せっかくなので参拝しておきましょう。と思って進むとめっちゃハードな登坂でした・・・
ここまで息切れしたのは捨身ヶ嶽以来です・・・って昨日ぶりじゃん!

堂々たる風格・・・カッコイイ!

堂々たる風格・・・カッコイイ!


正直なところ、こちらの神社の方がインパクトがありました(小声)
ちょっと遠いですが、参拝しておいた方がお得感があります。

本日の参拝終了!そして我が家へ一時帰還


室戸近辺の霊場を制覇し、ようやくマイホームタウンの高知市へ帰還してきました。
久しぶりの我が家・・・やっぱり落ち着く!生き返る!何者にも脅かされることなく安眠できる!

ああ^~やっぱり自宅は最高なんじゃあ^~

高知市近郊の霊場は自宅を拠点に回り、次の足摺周辺に備えて英気を養います。
ここまでの経験で得た知識をフル活用し、荷物の要不要、追加装備の装着なども行い、残る10日程度の旅に備えることも大切ですね。

蛇足

僕は筆が遅く、一記事に1~2時間、濃厚な記事は半日かかってしまうオールドタイプ。そのため徳島のネカフェでは数時間しか寝られなかったという苦い経験をしました・・・

おっさんなので睡眠不足は命にかかわっちゃう!ということで、「カブでお遍路」編ではスーパーカブで巡ったことを日記的にさらさらっと書いていこうと思います。

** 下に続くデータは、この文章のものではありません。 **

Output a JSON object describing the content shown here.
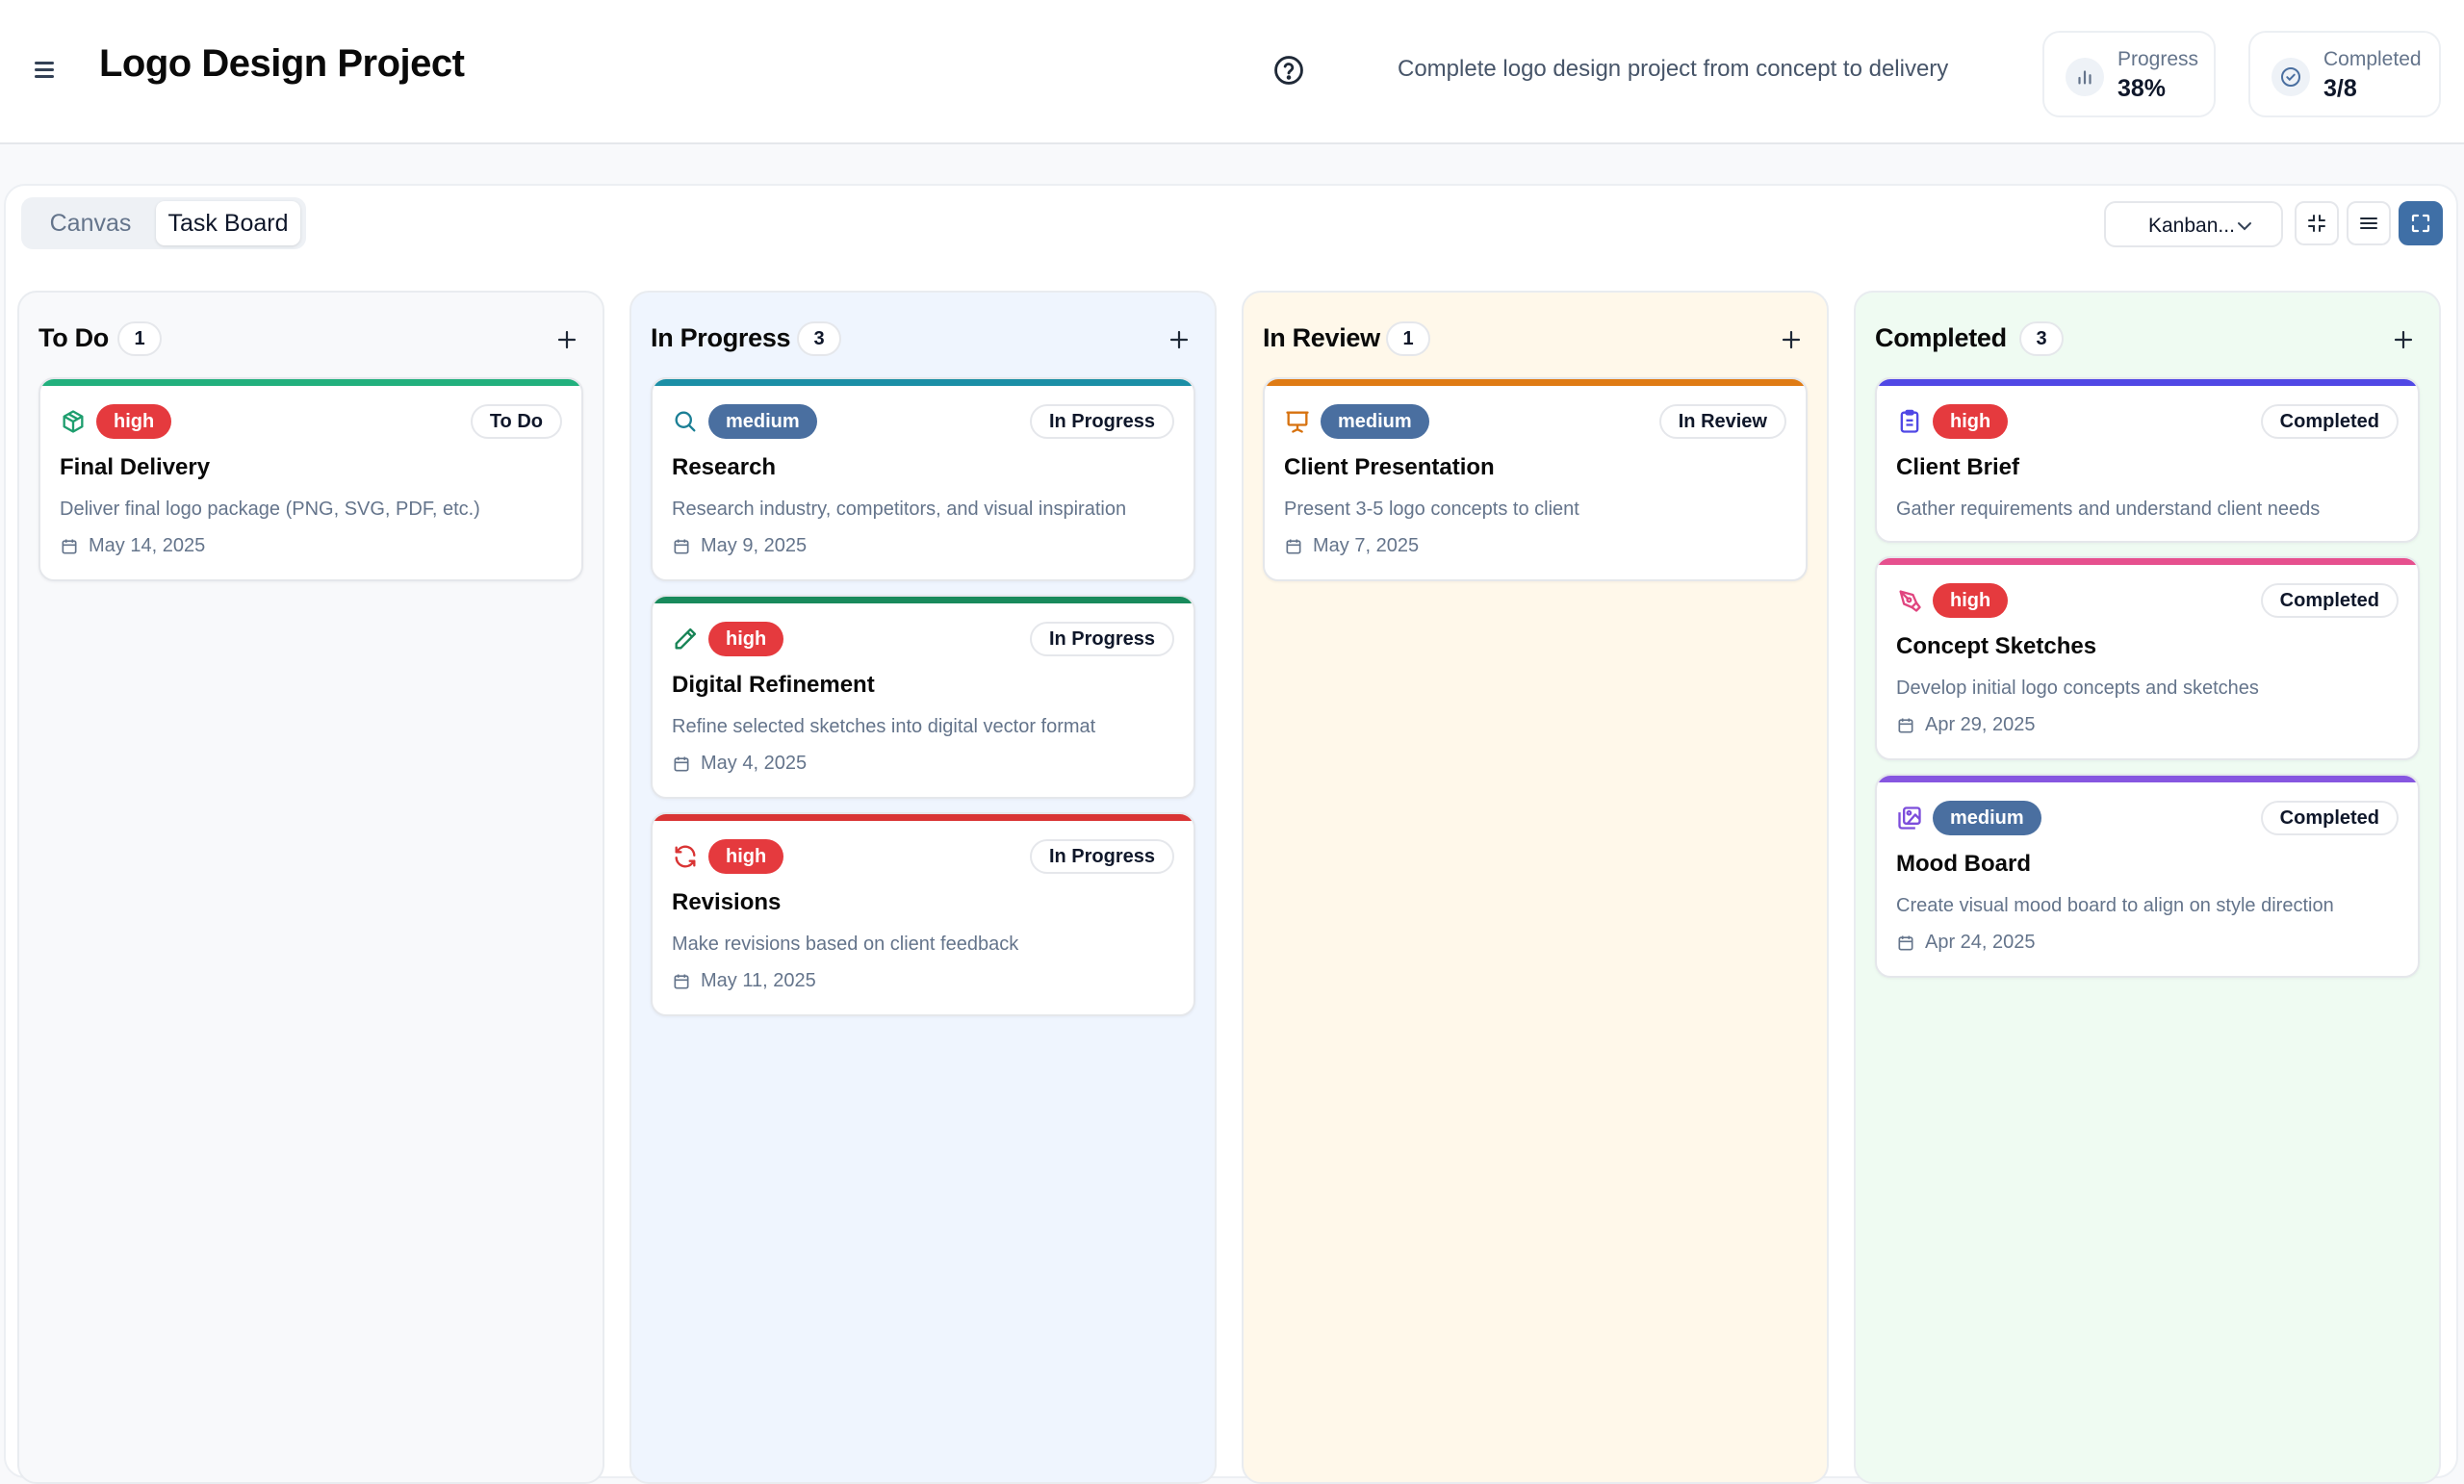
{
  "header": {
    "title": "Logo Design Project",
    "description": "Complete logo design project from concept to delivery",
    "stats": [
      {
        "label": "Progress",
        "value": "38%",
        "icon": "bar-chart-icon"
      },
      {
        "label": "Completed",
        "value": "3/8",
        "icon": "check-circle-icon"
      }
    ]
  },
  "toolbar": {
    "tabs": [
      {
        "label": "Canvas"
      },
      {
        "label": "Task Board"
      }
    ],
    "active_tab": "Task Board",
    "view_select": "Kanban..."
  },
  "colors": {
    "high": "#e53a3e",
    "medium": "#4a6fa0",
    "accent": "#3f6fa6"
  },
  "columns": [
    {
      "title": "To Do",
      "count": "1",
      "bg": "#f8f9fb",
      "cards": [
        {
          "priority": "high",
          "status": "To Do",
          "title": "Final Delivery",
          "description": "Deliver final logo package (PNG, SVG, PDF, etc.)",
          "date": "May 14, 2025",
          "icon": "package-icon",
          "bar_color": "#22b07d",
          "icon_color": "#1e9e6e"
        }
      ]
    },
    {
      "title": "In Progress",
      "count": "3",
      "bg": "#eff5fe",
      "cards": [
        {
          "priority": "medium",
          "status": "In Progress",
          "title": "Research",
          "description": "Research industry, competitors, and visual inspiration",
          "date": "May 9, 2025",
          "icon": "search-icon",
          "bar_color": "#1b8fa6",
          "icon_color": "#1b7f95"
        },
        {
          "priority": "high",
          "status": "In Progress",
          "title": "Digital Refinement",
          "description": "Refine selected sketches into digital vector format",
          "date": "May 4, 2025",
          "icon": "pencil-icon",
          "bar_color": "#188a5c",
          "icon_color": "#168355"
        },
        {
          "priority": "high",
          "status": "In Progress",
          "title": "Revisions",
          "description": "Make revisions based on client feedback",
          "date": "May 11, 2025",
          "icon": "refresh-icon",
          "bar_color": "#d93434",
          "icon_color": "#d93434"
        }
      ]
    },
    {
      "title": "In Review",
      "count": "1",
      "bg": "#fff8ea",
      "cards": [
        {
          "priority": "medium",
          "status": "In Review",
          "title": "Client Presentation",
          "description": "Present 3-5 logo concepts to client",
          "date": "May 7, 2025",
          "icon": "presentation-icon",
          "bar_color": "#df7b14",
          "icon_color": "#d7720f"
        }
      ]
    },
    {
      "title": "Completed",
      "count": "3",
      "bg": "#effbf2",
      "cards": [
        {
          "priority": "high",
          "status": "Completed",
          "title": "Client Brief",
          "description": "Gather requirements and understand client needs",
          "date": "",
          "icon": "clipboard-icon",
          "bar_color": "#5048e5",
          "icon_color": "#5048e5"
        },
        {
          "priority": "high",
          "status": "Completed",
          "title": "Concept Sketches",
          "description": "Develop initial logo concepts and sketches",
          "date": "Apr 29, 2025",
          "icon": "pen-tool-icon",
          "bar_color": "#e6508e",
          "icon_color": "#e0457f"
        },
        {
          "priority": "medium",
          "status": "Completed",
          "title": "Mood Board",
          "description": "Create visual mood board to align on style direction",
          "date": "Apr 24, 2025",
          "icon": "images-icon",
          "bar_color": "#8656e0",
          "icon_color": "#7c4ddb"
        }
      ]
    }
  ]
}
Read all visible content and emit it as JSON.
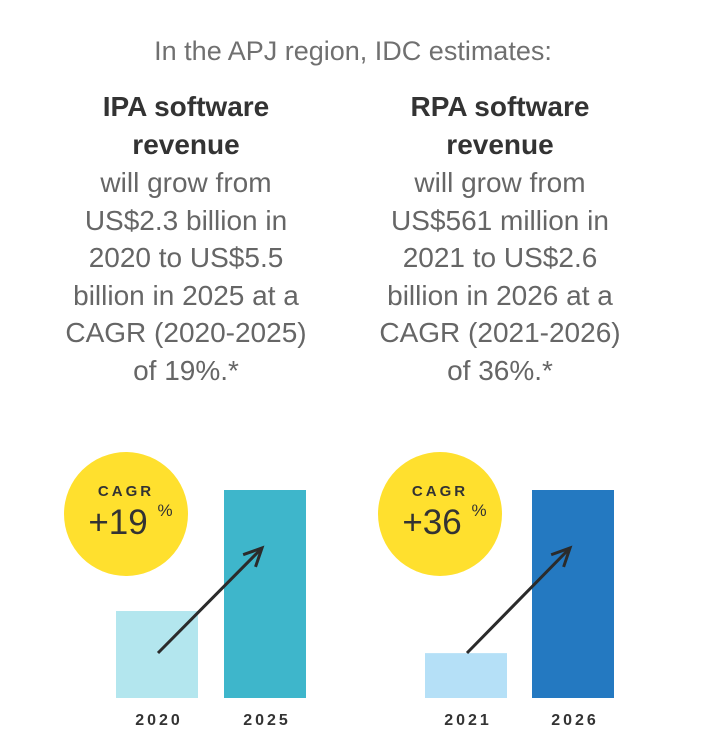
{
  "intro": "In the APJ region, IDC estimates:",
  "columns": [
    {
      "title": "IPA software\nrevenue",
      "body": "will grow from\nUS$2.3 billion in\n2020 to US$5.5\nbillion in 2025 at a\nCAGR (2020-2025)\nof 19%.*"
    },
    {
      "title": "RPA software\nrevenue",
      "body": "will grow from\nUS$561 million in\n2021 to US$2.6\nbillion in 2026 at a\nCAGR (2021-2026)\nof 36%.*"
    }
  ],
  "chart_data": [
    {
      "type": "bar",
      "title": "IPA software revenue",
      "categories": [
        "2020",
        "2025"
      ],
      "values": [
        2.3,
        5.5
      ],
      "unit": "US$ billion",
      "ylim": [
        0,
        5.5
      ],
      "colors": [
        "#b3e6ee",
        "#3eb6cb"
      ],
      "cagr_label": "CAGR",
      "cagr_value": "+19",
      "cagr_unit": "%",
      "badge_color": "#ffe02e"
    },
    {
      "type": "bar",
      "title": "RPA software revenue",
      "categories": [
        "2021",
        "2026"
      ],
      "values": [
        0.561,
        2.6
      ],
      "unit": "US$ billion",
      "ylim": [
        0,
        2.6
      ],
      "colors": [
        "#b5e0f7",
        "#2479c1"
      ],
      "cagr_label": "CAGR",
      "cagr_value": "+36",
      "cagr_unit": "%",
      "badge_color": "#ffe02e"
    }
  ]
}
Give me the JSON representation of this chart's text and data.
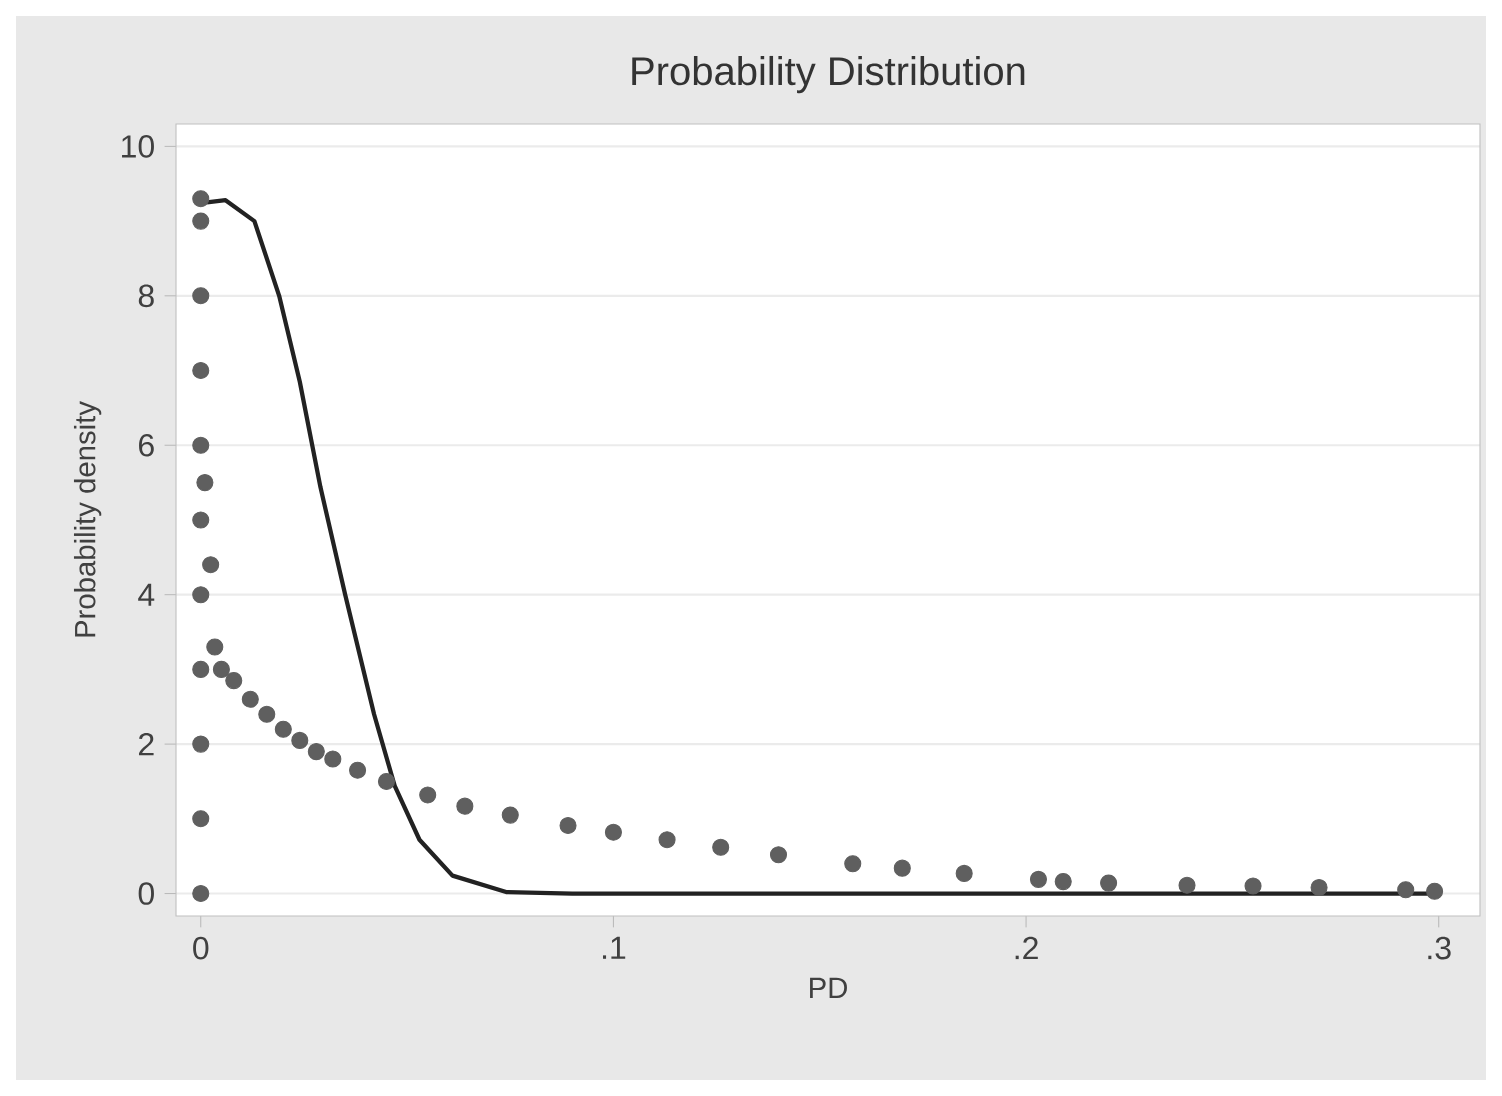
{
  "chart_data": {
    "type": "line",
    "title": "Probability Distribution",
    "xlabel": "PD",
    "ylabel": "Probability density",
    "xlim": [
      -0.006,
      0.31
    ],
    "ylim": [
      -0.3,
      10.3
    ],
    "xticks": [
      0,
      {
        "value": 0.1,
        "label": ".1"
      },
      {
        "value": 0.2,
        "label": ".2"
      },
      {
        "value": 0.3,
        "label": ".3"
      }
    ],
    "yticks": [
      0,
      2,
      4,
      6,
      8,
      10
    ],
    "grid": "y",
    "series": [
      {
        "type": "scatter",
        "marker": "circle",
        "color": "#5f5f5f",
        "x": [
          0,
          0,
          0,
          0,
          0,
          0,
          0,
          0,
          0,
          0,
          0,
          0.001,
          0.0024,
          0.0034,
          0.005,
          0.008,
          0.012,
          0.016,
          0.02,
          0.024,
          0.028,
          0.032,
          0.038,
          0.045,
          0.055,
          0.064,
          0.075,
          0.089,
          0.1,
          0.113,
          0.126,
          0.14,
          0.158,
          0.17,
          0.185,
          0.203,
          0.209,
          0.22,
          0.239,
          0.255,
          0.271,
          0.292,
          0.299
        ],
        "values": [
          0,
          1,
          2,
          3,
          4,
          5,
          6,
          7,
          8,
          9,
          9.3,
          5.5,
          4.4,
          3.3,
          3.0,
          2.85,
          2.6,
          2.4,
          2.2,
          2.05,
          1.9,
          1.8,
          1.65,
          1.5,
          1.32,
          1.17,
          1.05,
          0.91,
          0.82,
          0.72,
          0.62,
          0.52,
          0.4,
          0.34,
          0.27,
          0.19,
          0.16,
          0.14,
          0.11,
          0.1,
          0.08,
          0.05,
          0.03
        ]
      },
      {
        "marker": "none",
        "color": "#222222",
        "x": [
          0.0015,
          0.006,
          0.013,
          0.019,
          0.024,
          0.029,
          0.035,
          0.042,
          0.047,
          0.053,
          0.061,
          0.074,
          0.09,
          0.15,
          0.2,
          0.3
        ],
        "values": [
          9.25,
          9.28,
          9.0,
          8.0,
          6.85,
          5.44,
          4.0,
          2.4,
          1.44,
          0.72,
          0.24,
          0.02,
          0,
          0,
          0,
          0
        ]
      }
    ]
  }
}
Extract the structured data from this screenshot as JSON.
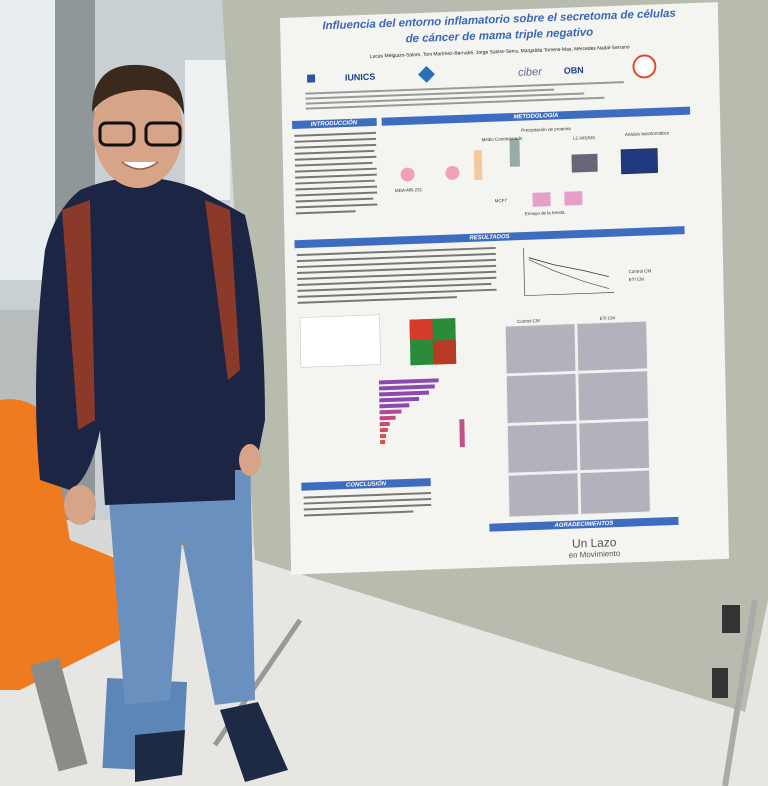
{
  "poster": {
    "title": [
      "Influencia del entorno inflamatorio sobre el secretoma de células",
      "de cáncer de mama triple negativo"
    ],
    "authors": "Lucas Melguizo-Salom, Toni Martínez-Bernabé, Jorge Sastre-Serra, Margalida Torrens-Mas, Mercedes Nadal-Serrano",
    "logos": [
      "IUNICS",
      "ciber",
      "OBN"
    ],
    "sections": {
      "introduction": "INTRODUCCIÓN",
      "methodology": "METODOLOGÍA",
      "results": "RESULTADOS",
      "conclusion": "CONCLUSIÓN",
      "acknowledgements": "AGRADECIMIENTOS"
    },
    "methods": [
      "Medio Condicionado",
      "Precipitación de proteína",
      "LC-MS/MS",
      "Análisis bioinformático",
      "MDA-MB-231",
      "MCF7",
      "Ensayo de la herida"
    ],
    "chart_legend": [
      "Control CM",
      "ETI CM"
    ],
    "microscopy_headers": [
      "Control CM",
      "ETI CM"
    ],
    "sponsor": [
      "Un Lazo",
      "en Movimiento"
    ]
  }
}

参拝した霊場情報については、実際に参拝して、この情報が欲しい!これもっと早く知りたかった・・・といった経験を元に、絶対に抑えておくべきポイント、時間があるならチェックしておいた方が良いポイントを端的にご紹介していこうと思っております。言い換えるなら、お寺の前で記事をチェックすれば、見どころが漏れなく分かる、そんな記事を(おそらく巡礼後に)投下する予定ですのでお楽しみに!